Now I understand
by Tami Rudkin
Tuesday, December 18, 2007 12:12 PM MST
This is an amazing time in history. People (mostly kids) are in perpetual conversation via texting. You can watch video on YouTube spouting someone’s opinion about every subject under the sun.
One can Google what to buy a college-age male for Christmas and come up with a list longer than your own “to do” list.
Is it possible to know too much? Or is it what we know that is important?
What do you know about the incarnation? In the ways of a sage (which I am not), let me tell a story I heard many years ago that explains this concept so perfectly.
He wasn’t a Scrooge. But he did see Christmas and all of its trimmings as a lot of humbug. He was a kind and decent person, generous to his family, upright in all his dealings with other men.
But he didn’t believe all of that stuff about an incarnation, which churches proclaim at Christmas.
As a matter of integrity, he didn’t want to pretend he did.
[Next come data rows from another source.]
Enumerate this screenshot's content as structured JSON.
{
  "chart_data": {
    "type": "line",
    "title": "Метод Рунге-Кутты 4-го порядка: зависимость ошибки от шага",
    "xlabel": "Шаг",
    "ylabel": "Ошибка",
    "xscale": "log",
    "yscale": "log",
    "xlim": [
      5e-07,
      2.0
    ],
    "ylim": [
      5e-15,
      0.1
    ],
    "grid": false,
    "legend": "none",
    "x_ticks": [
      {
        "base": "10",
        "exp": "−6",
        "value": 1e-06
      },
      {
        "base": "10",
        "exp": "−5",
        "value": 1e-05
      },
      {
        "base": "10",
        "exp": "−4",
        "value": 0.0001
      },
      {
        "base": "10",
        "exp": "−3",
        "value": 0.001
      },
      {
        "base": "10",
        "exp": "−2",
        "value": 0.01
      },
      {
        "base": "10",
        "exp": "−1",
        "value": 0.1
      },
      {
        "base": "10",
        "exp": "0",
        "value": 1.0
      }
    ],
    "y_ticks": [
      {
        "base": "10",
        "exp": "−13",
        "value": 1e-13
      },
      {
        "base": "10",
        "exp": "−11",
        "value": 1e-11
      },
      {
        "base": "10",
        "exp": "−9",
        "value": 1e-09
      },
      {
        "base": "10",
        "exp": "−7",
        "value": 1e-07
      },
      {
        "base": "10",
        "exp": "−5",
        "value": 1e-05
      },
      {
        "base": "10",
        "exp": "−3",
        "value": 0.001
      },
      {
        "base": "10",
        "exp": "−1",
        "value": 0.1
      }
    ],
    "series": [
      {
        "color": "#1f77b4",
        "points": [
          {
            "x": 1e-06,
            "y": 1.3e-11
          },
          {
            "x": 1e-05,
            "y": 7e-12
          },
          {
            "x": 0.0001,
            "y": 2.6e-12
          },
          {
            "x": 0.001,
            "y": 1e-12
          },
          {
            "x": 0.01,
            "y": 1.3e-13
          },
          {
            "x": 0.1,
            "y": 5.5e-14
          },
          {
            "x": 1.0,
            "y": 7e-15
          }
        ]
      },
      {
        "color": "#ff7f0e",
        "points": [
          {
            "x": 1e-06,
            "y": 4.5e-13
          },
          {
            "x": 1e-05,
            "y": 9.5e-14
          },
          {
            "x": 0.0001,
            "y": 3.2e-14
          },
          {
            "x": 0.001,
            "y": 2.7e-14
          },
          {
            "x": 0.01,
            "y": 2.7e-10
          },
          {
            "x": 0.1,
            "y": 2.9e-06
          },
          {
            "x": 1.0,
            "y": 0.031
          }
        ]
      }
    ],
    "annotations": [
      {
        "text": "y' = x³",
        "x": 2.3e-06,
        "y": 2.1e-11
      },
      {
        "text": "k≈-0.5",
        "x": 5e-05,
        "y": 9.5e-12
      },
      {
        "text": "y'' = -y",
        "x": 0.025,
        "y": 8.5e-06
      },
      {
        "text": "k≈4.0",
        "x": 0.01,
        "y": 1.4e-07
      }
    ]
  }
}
“I’m truly sorry to upset you,” he told his wife, who loved God. “But I simply cannot understand this claim that God became man. It doesn’t make any sense to me.”
On Christmas Eve, his wife and children went to church for the midnight service. He decided to stay home.
“I’d feel like a hypocrite,” he explained. “I’d much rather stay at home. But I’ll wait up for you.”
The snow began to fall shortly after his family left. He went to the window and watched the flurries turn into a blizzard.
“If we must have Christmas,” he reflected, “it’s nice to have a white one.” He went back to his chair by the fireside and began to read his newspaper.
A few minutes later, he was startled by a thudding sound. It was quickly followed by another, then another. He thought that someone must be throwing snowballs at his window.
When he went to the front door to investigate, he found a flock of birds huddled miserably in the snow. They had been caught in the storm and in a desperate search for shelter had tried to fly through his window.
“I can’t let those poor creatures lie there and freeze,” he thought, “but how can I help them?”
Then he remembered the barn where the children’s pony was stabled. It would provide a warm shelter. He quickly put on his coat and boots and tramped through the deepening snow to the barn. He opened the doors wide and turned on the light.
The birds didn’t come in.
“Food will bring them in,” he thought. So he hurried back to the house for bread crumbs, which he sprinkled on the snow to make a trail into the barn. To his dismay, the birds ignored the bread crumbs and continued to flop around helplessly in the snow.
He tried shooing them into the barn by walking around and waving his arms. They scattered in every direction … except into the warm, lighted barn.
“If only I could be a bird myself for a few minutes, perhaps I could lead them to safety,” he thought.
Just at that moment the church bells began to ring. He stood silently for a while, listening to the bells pealing the glad tidings of Christmas. Then he sank to his knees in the snow.
“Now I understand,” he whispered. “Now I see why you had to do it.”
We were helpless to save ourselves -- caught in the blizzards of impossible situations, divorces or addictions or poor choices with devastating consequences.
We couldn’t save ourselves, so God shrugged off glory to don the frailty of human flesh to wrap us in his tender mercy.
Incarnation? It’s the reason we celebrate Christmas.